At birth, three months later, and one year later, trained paediatric research nurses measured infants to determine their weight, length, and skinfold thickness. With the help of a Seca 757 electronic baby scale (Seca, Birmingham, UK), weight was calculated to the nearest 1 g. Supine length was measured to the nearest 0. 1 cm using a Seca 416 Infantometer (Seca, Birmingham, UK). BMI was then calculated. Using a Holtain Tanner/Whitehouse Skinfold Caliper (Holtain Ltd, Crymych, UK) at four locations on the left side of the body (triceps, subscapular, flank, and quadriceps), skinfold thickness was measured in triplicate.

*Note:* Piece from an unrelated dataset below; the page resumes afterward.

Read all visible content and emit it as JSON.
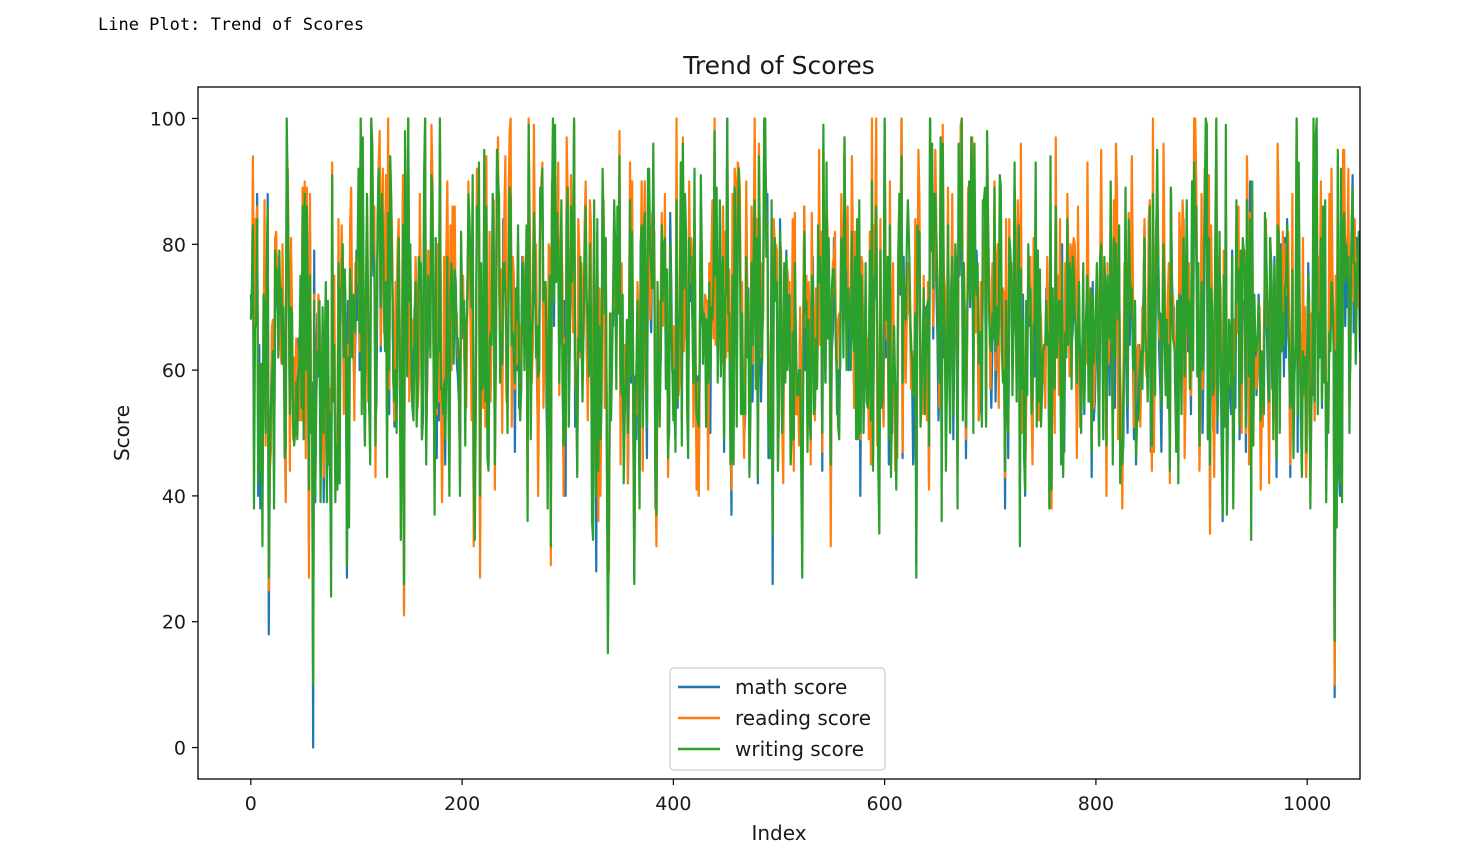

Mothers who breastfed their children were asked to hand express hindmilk samples between four and eight weeks postpartum from the same breast they last used to feed their child in order to ensure comparable samples and informative macronutrient analysis. To lessen within-day and day-to-day variations, they repeatedly performed this procedure, keeping milk samples frozen, and collected 100 mL of hindmilk over a two-week period. After that, samples were processed at a single time point while being kept frozen at 20°C. The pooled sample was thoroughly mixed before analysis.

FAQ

How many calories breastfeed?

Women who are breastfeeding have an increased caloric requirement of 450–500 calories per day.

How many calories do babies get from breast milk per day?

Add 175 to (weight in kg x 89–100) for the average daily calorie intake for infants 0–3 months. Add 56 to (weight in kg x 89-100) for infants between the ages of four and six months.

Is breast milk higher in calories than formula?

20 calories per ounce are typically found in regular breast milk or formula. Most babies do well on regular breast milk or formula. If your baby is smaller than usual or gains less weight than you anticipate, she might need high-calorie breast milk or formula.

How many calories does 100ml mother’s milk have?

Mature human milk is made up of 3%-5% fat, 0. 8%-0. 0% protein, 6. 9%-7. 2% carbohydrate calculated as lactose, and 0. 2% mineral constituents expressed as ash. The energy content is 60-75 kcal/100ml. Compared to mature milk, colostrum has a significantly higher protein content and a lower carbohydrate content.